10 Houseplants That Filter Toxic Pollutants From the Air
Did you know that indoor air is generally more polluted than outdoor air? That’s right. Indoor air has a higher concentration of gases and particulates, due to inadequate ventilation and a variety of pollution sources inside the home like cleaning products and pressed wood furniture. Since people typically spend at least 80% of their time indoors, this is being recognized as a serious threat to people’s health.
The best way to combat indoor air pollution is to open windows and doors when possible and to minimize products that emit toxic pollutants. Another way is to bring nature inside for some help. Besides being beautiful and relaxing, houseplants are effective at removing ozone and Volatile Organic Compounds (VOCs) which make up a large portion of indoor air pollution.
Here are 10 easy-care houseplants to help you live a healthier life.

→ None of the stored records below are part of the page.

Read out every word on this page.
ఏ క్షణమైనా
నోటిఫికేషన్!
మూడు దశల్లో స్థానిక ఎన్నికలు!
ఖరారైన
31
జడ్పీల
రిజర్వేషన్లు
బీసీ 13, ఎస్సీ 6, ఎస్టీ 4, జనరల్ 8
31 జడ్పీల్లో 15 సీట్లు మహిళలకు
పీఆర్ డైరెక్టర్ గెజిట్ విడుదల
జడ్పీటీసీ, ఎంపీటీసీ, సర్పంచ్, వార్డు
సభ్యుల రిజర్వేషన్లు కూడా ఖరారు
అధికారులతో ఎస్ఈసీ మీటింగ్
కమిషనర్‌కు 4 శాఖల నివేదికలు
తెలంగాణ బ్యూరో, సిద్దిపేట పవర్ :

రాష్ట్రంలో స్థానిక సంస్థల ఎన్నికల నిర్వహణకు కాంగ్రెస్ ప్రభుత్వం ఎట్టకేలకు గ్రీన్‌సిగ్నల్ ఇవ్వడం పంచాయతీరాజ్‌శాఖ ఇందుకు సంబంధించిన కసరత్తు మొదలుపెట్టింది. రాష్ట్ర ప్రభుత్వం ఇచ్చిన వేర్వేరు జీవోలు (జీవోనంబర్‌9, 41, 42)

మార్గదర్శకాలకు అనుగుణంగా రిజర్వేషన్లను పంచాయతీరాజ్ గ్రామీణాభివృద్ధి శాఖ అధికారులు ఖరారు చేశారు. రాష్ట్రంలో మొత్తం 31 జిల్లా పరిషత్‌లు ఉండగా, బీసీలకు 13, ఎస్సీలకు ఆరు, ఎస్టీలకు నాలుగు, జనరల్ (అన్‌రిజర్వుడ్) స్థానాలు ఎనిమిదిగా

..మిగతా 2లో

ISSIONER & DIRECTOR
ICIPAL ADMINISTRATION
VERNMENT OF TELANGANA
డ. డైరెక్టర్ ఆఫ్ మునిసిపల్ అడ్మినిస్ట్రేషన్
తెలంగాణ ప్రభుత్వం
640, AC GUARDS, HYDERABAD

Peace lily (Spathiphyllum wallisii). Removes formaldehyde, benzene and trichloroethylene. Native to the rainforests of central and south American, this plant needs a shady spot.
Golden pothos (Scindapsus aures). Removes formaldehyde. A very tough vine that grows to massive proportions in its native habitat. In the home it prefers bright, indirect light and moist soil.

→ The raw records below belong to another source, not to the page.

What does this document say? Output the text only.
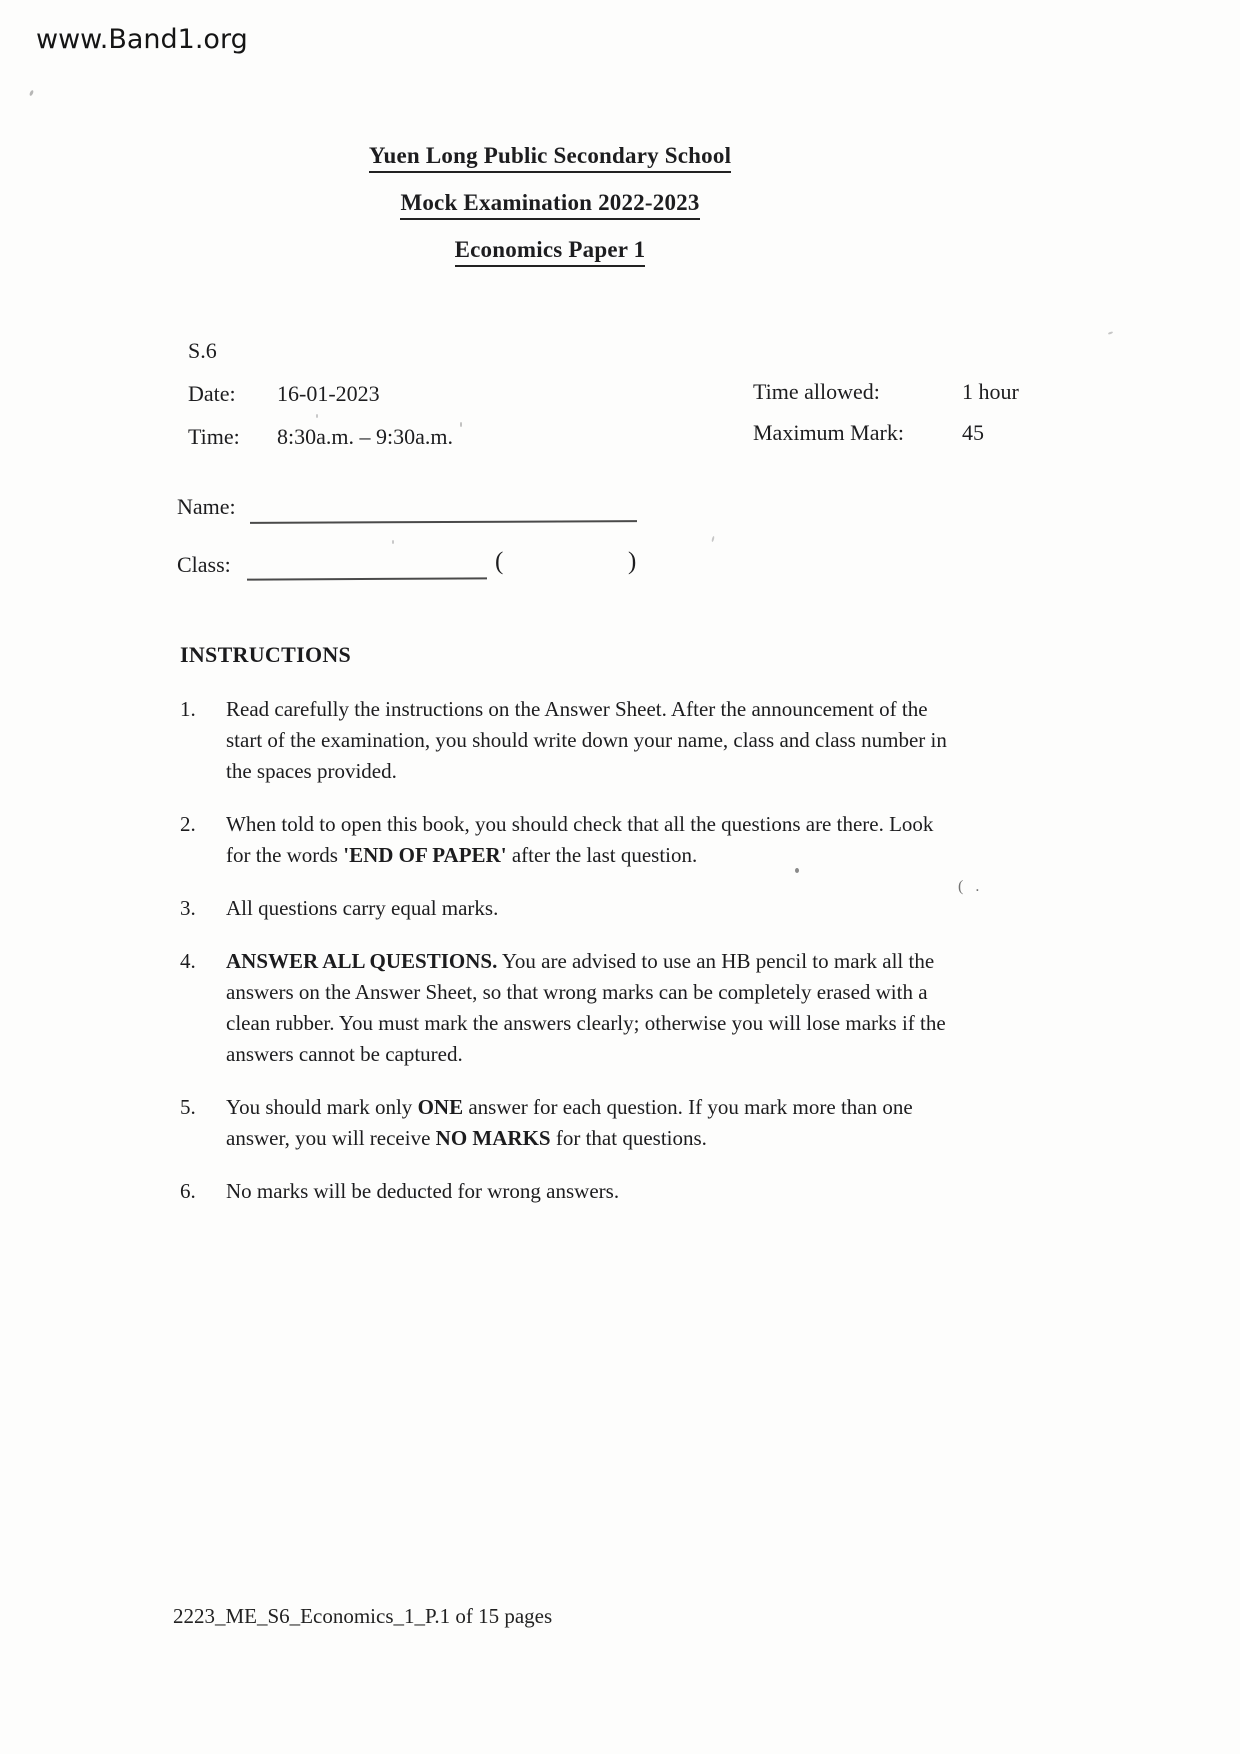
www.Band1.org
Yuen Long Public Secondary School
Mock Examination 2022-2023
Economics Paper 1
S.6
Date: 16-01-2023
Time: 8:30a.m. – 9:30a.m.
Time allowed:	1 hour
Maximum Mark:	45
Name:
Class:	(	)
INSTRUCTIONS
1.	Read carefully the instructions on the Answer Sheet. After the announcement of the start of the examination, you should write down your name, class and class number in the spaces provided.
2.	When told to open this book, you should check that all the questions are there. Look for the words 'END OF PAPER' after the last question.
3.	All questions carry equal marks.
4.	ANSWER ALL QUESTIONS. You are advised to use an HB pencil to mark all the answers on the Answer Sheet, so that wrong marks can be completely erased with a clean rubber. You must mark the answers clearly; otherwise you will lose marks if the answers cannot be captured.
5.	You should mark only ONE answer for each question. If you mark more than one answer, you will receive NO MARKS for that questions.
6.	No marks will be deducted for wrong answers.
2223_ME_S6_Economics_1_P.1 of 15 pages
( .
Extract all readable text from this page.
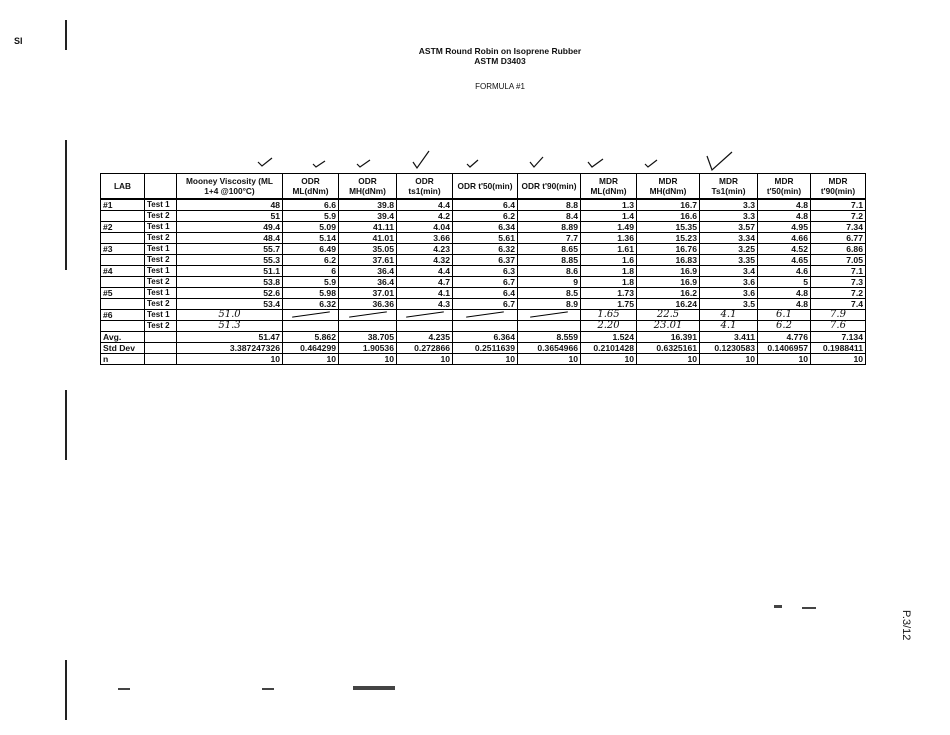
SI
ASTM Round Robin on Isoprene Rubber
ASTM D3403
FORMULA #1
LAB		Mooney Viscosity (ML 1+4 @100°C)	ODR ML(dNm)	ODR MH(dNm)	ODR ts1(min)	ODR t'50(min)	ODR t'90(min)	MDR ML(dNm)	MDR MH(dNm)	MDR Ts1(min)	MDR t'50(min)	MDR t'90(min)
#1	Test 1	48	6.6	39.8	4.4	6.4	8.8	1.3	16.7	3.3	4.8	7.1
	Test 2	51	5.9	39.4	4.2	6.2	8.4	1.4	16.6	3.3	4.8	7.2
#2	Test 1	49.4	5.09	41.11	4.04	6.34	8.89	1.49	15.35	3.57	4.95	7.34
	Test 2	48.4	5.14	41.01	3.66	5.61	7.7	1.36	15.23	3.34	4.66	6.77
#3	Test 1	55.7	6.49	35.05	4.23	6.32	8.65	1.61	16.76	3.25	4.52	6.86
	Test 2	55.3	6.2	37.61	4.32	6.37	8.85	1.6	16.83	3.35	4.65	7.05
#4	Test 1	51.1	6	36.4	4.4	6.3	8.6	1.8	16.9	3.4	4.6	7.1
	Test 2	53.8	5.9	36.4	4.7	6.7	9	1.8	16.9	3.6	5	7.3
#5	Test 1	52.6	5.98	37.01	4.1	6.4	8.5	1.73	16.2	3.6	4.8	7.2
	Test 2	53.4	6.32	36.36	4.3	6.7	8.9	1.75	16.24	3.5	4.8	7.4
#6	Test 1	51.0						1.65	22.5	4.1	6.1	7.9
	Test 2	51.3						2.20	23.01	4.1	6.2	7.6
Avg.		51.47	5.862	38.705	4.235	6.364	8.559	1.524	16.391	3.411	4.776	7.134
Std Dev		3.387247326	0.464299	1.90536	0.272866	0.2511639	0.3654966	0.2101428	0.6325161	0.1230583	0.1406957	0.1988411
n		10	10	10	10	10	10	10	10	10	10	10
P.3/12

English ivy (Hedera helix). Removes formaldehyde. This pretty vine is a bit more difficult to grow, preferring cool, moist and humid conditions which are not typical of a home.
Chrysanthemum (Chrysanthemum morifolium). Removes benzene and formaldehyde. Can produce colorful flowers when placed in direct sunlight.
Gerbera daisy (Gerbera jamesonii). Removes benzene and trichloroethylene. Like the chrysanthemum, it needs direct sunlight to produce its pretty flowers.
Mother-in-law’s tongue (Sansevieria trifasciata ‘Laurentii’). Removes formaldehyde. A striking, low-maintenance plants that thrives in low light and more humid conditions.
Bamboo palm (Chamaedorea sefritzii). Removes benzene, formaldehyde and trichloroethylene. This popular houseplant thrives in low light but cannot withstand overwatering.
Azalea (Rhododendron simsii). Removes formaldehyde. This dwarf azalea does best in a cooler setting out of direct sunlight and will reward you with beautiful flowers.
Red-edge dracaena (Dracaena marginata). Removes xylene, benzene and trichloroethylene. This plant can reach the ceiling of your home and the red edges bring a splash of color.
Spider plant (Chlorophytum comosum). Removes benzene, formaldehyde, carbon monoxide, and xylene. A very low maintenance plant with rich foliage and tiny while flowers.